我们体内细胞众多的基因中,只有那些表达的基因使我们成为现在这个样子。特定的蛋白通过结合DNA上的关键位点——包含遗传信息的核酸,调节基因表达。
这些蛋白是怎样识别特定结合位点的?蛋白结构和DNA结构的改变,有时是结合位点内的DNA纽结或急剧弯曲,使得DNA-蛋白紧密结合。
研究人员认为DNA在这种遗传相互作用中是被动的一方。但是由伊利诺斯州大学生物物理学副教授Anjum Ansari发现,DNA并不是所想象的完全被动的。
为了对蛋白-DNA结合时发生的结构变化进行实时检测,Ansari及其同事利用一种细菌来源的检测蛋白,和持续一百亿分之一秒的激光脉冲加热、搅乱蛋白-DNA复合物,观察结合蛋白的动力学改变情况。这是首次利用激光脉冲升温光源法(laser temperature-jump technique,生物通编者译)研究蛋白-DNA复合物动力学。
Ansari说:“止流(stopped-flow)技术可以捕获毫秒时间内出现的生物分子的动力学变化,此次研究的目的是将时长范围缩小到微秒级别以下。
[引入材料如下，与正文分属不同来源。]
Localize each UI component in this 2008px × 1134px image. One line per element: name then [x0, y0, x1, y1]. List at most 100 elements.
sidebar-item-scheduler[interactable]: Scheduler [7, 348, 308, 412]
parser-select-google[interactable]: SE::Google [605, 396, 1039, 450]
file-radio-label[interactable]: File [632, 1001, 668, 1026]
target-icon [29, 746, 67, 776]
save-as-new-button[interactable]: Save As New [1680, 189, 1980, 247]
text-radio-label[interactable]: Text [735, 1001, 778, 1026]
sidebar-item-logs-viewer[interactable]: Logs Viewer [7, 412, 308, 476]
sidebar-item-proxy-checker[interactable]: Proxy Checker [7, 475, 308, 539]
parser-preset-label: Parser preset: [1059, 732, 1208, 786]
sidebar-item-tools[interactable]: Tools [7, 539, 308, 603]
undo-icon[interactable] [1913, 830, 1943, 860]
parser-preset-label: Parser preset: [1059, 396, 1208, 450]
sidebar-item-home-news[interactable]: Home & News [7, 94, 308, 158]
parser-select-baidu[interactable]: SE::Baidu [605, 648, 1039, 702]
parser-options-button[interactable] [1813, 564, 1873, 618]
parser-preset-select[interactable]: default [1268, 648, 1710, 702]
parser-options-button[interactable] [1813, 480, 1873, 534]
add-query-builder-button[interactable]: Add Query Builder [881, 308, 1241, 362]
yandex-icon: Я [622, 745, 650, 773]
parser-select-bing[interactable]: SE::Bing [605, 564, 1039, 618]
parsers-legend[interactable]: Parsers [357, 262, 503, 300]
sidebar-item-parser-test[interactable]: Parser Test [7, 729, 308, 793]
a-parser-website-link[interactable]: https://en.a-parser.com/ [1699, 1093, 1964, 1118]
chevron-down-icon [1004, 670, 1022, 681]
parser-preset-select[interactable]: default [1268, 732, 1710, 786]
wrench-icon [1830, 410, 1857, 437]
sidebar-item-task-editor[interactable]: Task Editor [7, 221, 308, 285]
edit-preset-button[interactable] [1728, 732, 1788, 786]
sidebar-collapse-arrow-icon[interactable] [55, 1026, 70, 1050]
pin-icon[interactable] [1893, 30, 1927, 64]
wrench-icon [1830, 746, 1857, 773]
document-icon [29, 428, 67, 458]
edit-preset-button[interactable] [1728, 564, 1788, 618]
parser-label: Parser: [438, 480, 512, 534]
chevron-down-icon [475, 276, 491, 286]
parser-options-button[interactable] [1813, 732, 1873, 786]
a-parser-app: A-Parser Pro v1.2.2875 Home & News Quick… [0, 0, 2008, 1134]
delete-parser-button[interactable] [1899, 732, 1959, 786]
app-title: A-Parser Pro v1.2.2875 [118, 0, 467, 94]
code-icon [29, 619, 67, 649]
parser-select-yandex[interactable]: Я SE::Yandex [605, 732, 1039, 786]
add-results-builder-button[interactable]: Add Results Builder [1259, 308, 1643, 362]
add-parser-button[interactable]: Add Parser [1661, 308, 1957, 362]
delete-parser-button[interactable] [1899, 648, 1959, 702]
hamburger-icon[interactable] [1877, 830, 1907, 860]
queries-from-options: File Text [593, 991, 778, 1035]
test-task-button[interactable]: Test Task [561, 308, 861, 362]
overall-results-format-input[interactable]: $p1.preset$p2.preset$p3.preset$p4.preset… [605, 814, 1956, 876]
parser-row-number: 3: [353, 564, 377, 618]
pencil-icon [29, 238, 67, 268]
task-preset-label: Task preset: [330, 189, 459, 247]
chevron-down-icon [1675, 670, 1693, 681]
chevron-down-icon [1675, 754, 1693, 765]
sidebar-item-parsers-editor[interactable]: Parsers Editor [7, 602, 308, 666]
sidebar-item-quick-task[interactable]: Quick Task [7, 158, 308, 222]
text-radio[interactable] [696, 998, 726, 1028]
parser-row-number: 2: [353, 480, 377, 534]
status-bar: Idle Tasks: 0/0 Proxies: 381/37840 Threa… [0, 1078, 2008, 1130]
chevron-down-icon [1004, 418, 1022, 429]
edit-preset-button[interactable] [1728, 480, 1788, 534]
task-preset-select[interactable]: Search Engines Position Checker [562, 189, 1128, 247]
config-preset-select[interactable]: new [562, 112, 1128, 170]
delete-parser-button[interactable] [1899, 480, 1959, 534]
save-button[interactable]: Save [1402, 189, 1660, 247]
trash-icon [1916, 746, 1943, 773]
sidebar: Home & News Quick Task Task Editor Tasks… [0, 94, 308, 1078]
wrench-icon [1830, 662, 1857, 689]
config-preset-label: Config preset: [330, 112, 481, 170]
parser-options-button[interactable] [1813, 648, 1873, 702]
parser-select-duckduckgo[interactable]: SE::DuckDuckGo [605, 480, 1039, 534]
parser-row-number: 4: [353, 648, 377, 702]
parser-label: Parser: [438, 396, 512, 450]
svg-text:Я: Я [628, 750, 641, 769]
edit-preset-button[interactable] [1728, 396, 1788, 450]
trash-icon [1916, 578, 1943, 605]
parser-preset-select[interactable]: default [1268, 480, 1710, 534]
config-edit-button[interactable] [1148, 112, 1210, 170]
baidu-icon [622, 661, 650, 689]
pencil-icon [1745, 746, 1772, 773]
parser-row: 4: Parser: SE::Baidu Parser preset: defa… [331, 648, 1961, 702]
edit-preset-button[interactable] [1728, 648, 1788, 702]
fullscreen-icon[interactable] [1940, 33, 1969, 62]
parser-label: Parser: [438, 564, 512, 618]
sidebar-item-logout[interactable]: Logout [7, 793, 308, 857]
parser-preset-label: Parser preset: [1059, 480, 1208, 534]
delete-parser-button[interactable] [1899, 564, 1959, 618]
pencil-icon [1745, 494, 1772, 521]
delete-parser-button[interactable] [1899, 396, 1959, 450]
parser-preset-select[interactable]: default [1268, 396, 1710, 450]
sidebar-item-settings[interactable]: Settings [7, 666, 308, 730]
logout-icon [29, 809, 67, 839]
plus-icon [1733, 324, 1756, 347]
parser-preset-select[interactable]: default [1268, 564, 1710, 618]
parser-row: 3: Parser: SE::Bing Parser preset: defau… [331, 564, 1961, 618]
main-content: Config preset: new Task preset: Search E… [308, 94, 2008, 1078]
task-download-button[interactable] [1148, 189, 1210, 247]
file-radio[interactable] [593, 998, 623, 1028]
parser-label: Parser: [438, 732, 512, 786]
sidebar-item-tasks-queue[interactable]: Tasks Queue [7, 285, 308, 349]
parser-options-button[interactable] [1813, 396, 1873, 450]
”这种技术与止流测量方法结合,可直接观测DNA与蛋白结合过程。
Ansari发现DNA的结合时间级别与先前报道的一个碱基对瞬时降解的时间级别相似。推测,DNA可以自行的弯曲或者打结,蛋白识别弯曲的DNA结构并与之紧密结合。
Ansari及其同事的结论稍微背离传统教条,传统观点认为是蛋白结合DNA,而Ansari等认为DNA“弯曲特性”(bendability)指导蛋白到特定的DNA位点。
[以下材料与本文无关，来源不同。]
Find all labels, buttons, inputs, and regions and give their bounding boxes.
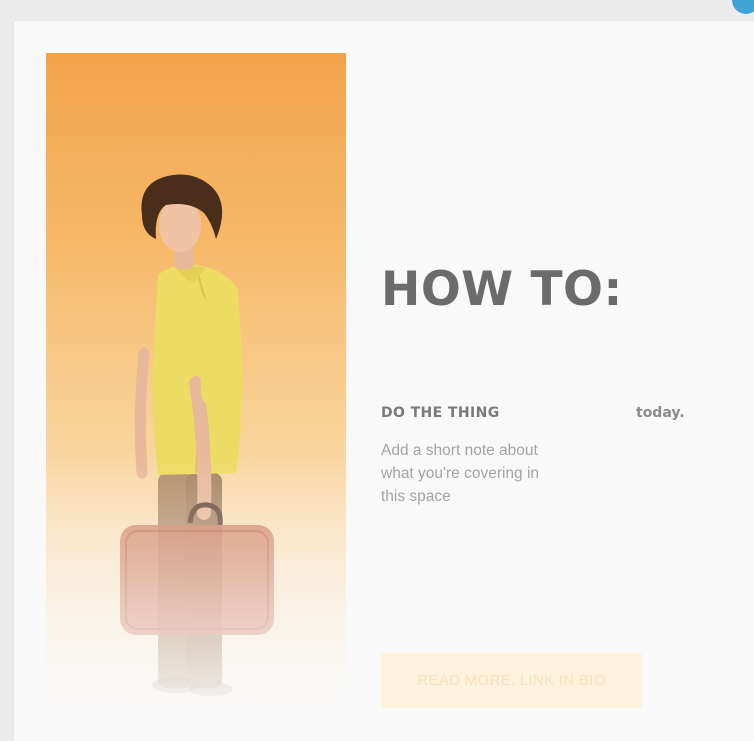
page-title: HOW TO: (381, 262, 623, 317)
subheading-accent: today. (636, 405, 685, 421)
subheading-main: DO THE THING (381, 405, 500, 421)
hero-photo (46, 53, 346, 715)
read-more-button[interactable]: READ MORE, LINK IN BIO (381, 653, 642, 708)
short-note: Add a short note about what you're cover… (381, 442, 540, 505)
corner-accent (732, 0, 754, 14)
photo-fade-overlay (46, 455, 346, 715)
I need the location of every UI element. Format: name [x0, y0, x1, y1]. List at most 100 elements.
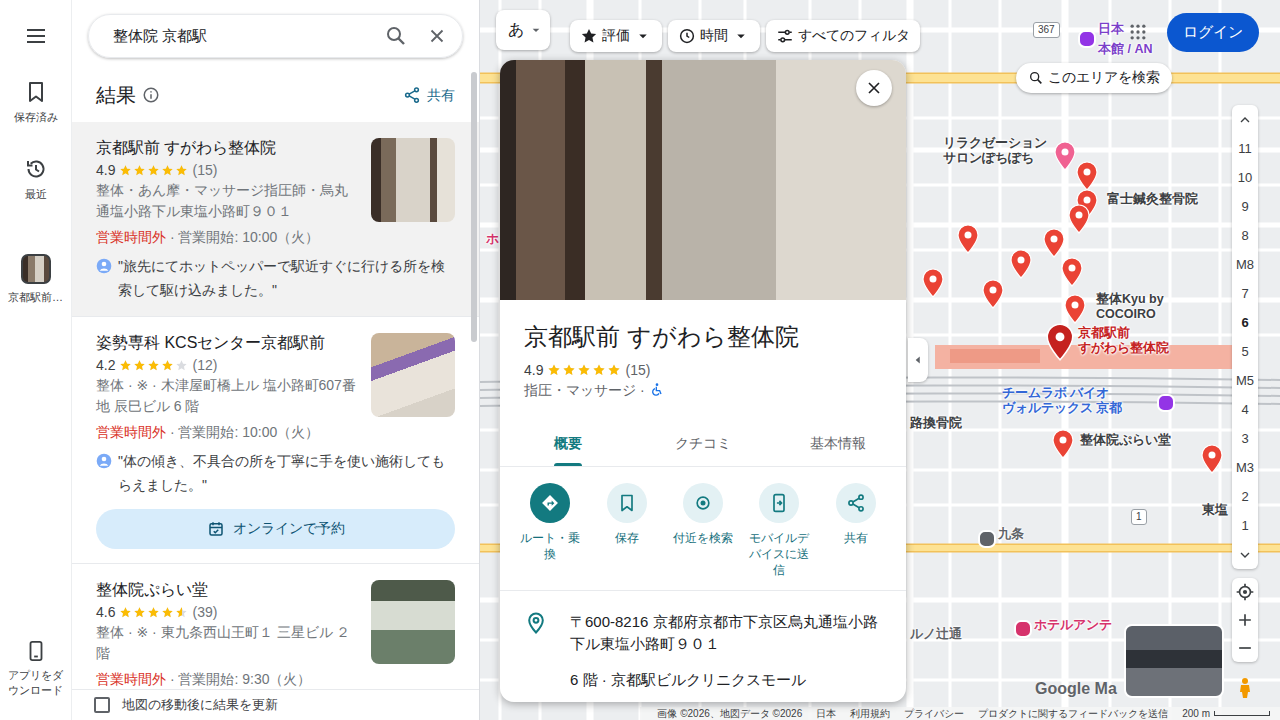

Ansari说这个新发现有助于研究蛋白识别特异结合位点的机制,为研发蛋白结合DNA特异位点的药物和以基因为基础的治疗方法提供一臂之力。
英文原文:
Gene-Bender Proteins May Sway to DNA
Among the many genes packed into each cell of our body, those that get turned on, or expressed, are the ones that make us who we are. Certain proteins do the job of regulating gene expression by clasping onto key spots of DNA -- the nucleic acid that contains the genetic instructions.
How does the protein recognize a particular binding site? Structural changes in both the protein and DNA, sometimes with the DNA within the complex kinked or sharply bent, allow for the specific contacts needed for a tight DNA-protein fit.
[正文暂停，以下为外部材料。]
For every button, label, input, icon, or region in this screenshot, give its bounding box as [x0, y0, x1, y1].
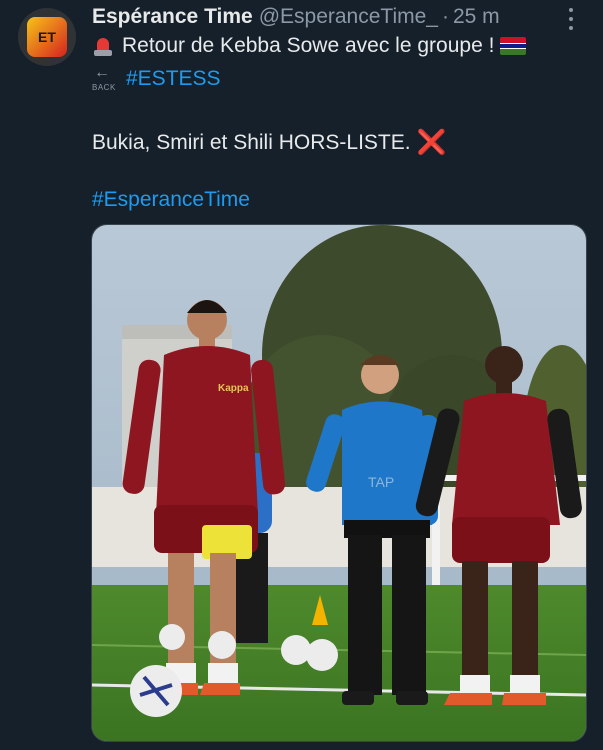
more-dot	[569, 8, 573, 12]
tweet-header: Espérance Time @EsperanceTime_ · 25 m	[92, 4, 587, 30]
tweet-text-line-3: Bukia, Smiri et Shili HORS-LISTE. ❌	[92, 128, 446, 157]
back-arrow-icon: ← BACK	[92, 64, 116, 93]
avatar-logo-icon: ET	[27, 17, 67, 57]
photo-watermark: TAP	[368, 474, 394, 490]
training-photo-illustration: Kappa TAP	[92, 225, 586, 741]
timestamp[interactable]: 25 m	[453, 5, 500, 29]
avatar[interactable]: ET	[18, 8, 76, 66]
tweet-text-line-2: ← BACK #ESTESS	[92, 64, 221, 93]
siren-icon	[92, 35, 114, 57]
more-dot	[569, 26, 573, 30]
tweet-text-return: Retour de Kebba Sowe avec le groupe !	[122, 34, 495, 57]
display-name[interactable]: Espérance Time	[92, 5, 253, 29]
hashtag-esperancetime-link[interactable]: #EsperanceTime	[92, 188, 250, 212]
tweet-text-line-1: Retour de Kebba Sowe avec le groupe !	[92, 34, 527, 58]
more-options-icon[interactable]	[569, 8, 575, 30]
gambia-flag-icon	[500, 37, 527, 55]
cross-mark-icon: ❌	[416, 129, 447, 156]
tweet-photo[interactable]: Kappa TAP	[91, 224, 587, 742]
more-dot	[569, 17, 573, 21]
back-label: BACK	[92, 83, 116, 92]
user-handle[interactable]: @EsperanceTime_	[259, 5, 438, 29]
tweet-text-line-4: #EsperanceTime	[92, 188, 250, 212]
jersey-brand-text: Kappa	[218, 383, 249, 394]
separator-dot: ·	[441, 5, 449, 28]
tweet-text-absent: Bukia, Smiri et Shili HORS-LISTE.	[92, 130, 411, 154]
hashtag-estess-link[interactable]: #ESTESS	[126, 67, 221, 91]
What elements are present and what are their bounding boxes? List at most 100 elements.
Scientists think DNA is largely passive in this genetic tango. But new findings by Anjum Ansari, associate professor of biophysics at the University of Illinois at Chicago, suggest DNA may not be the wallflower that many had assumed.
To follow in real time the structural changes that accompany protein-DNA binding, Ansari and her UIC colleagues used a test protein from bacteria and applied a laser pulse lasting about 10 billionths of a second to heat up and disturb the protein-DNA complex. They watched the dynamics of the bound DNA in response to this perturbation.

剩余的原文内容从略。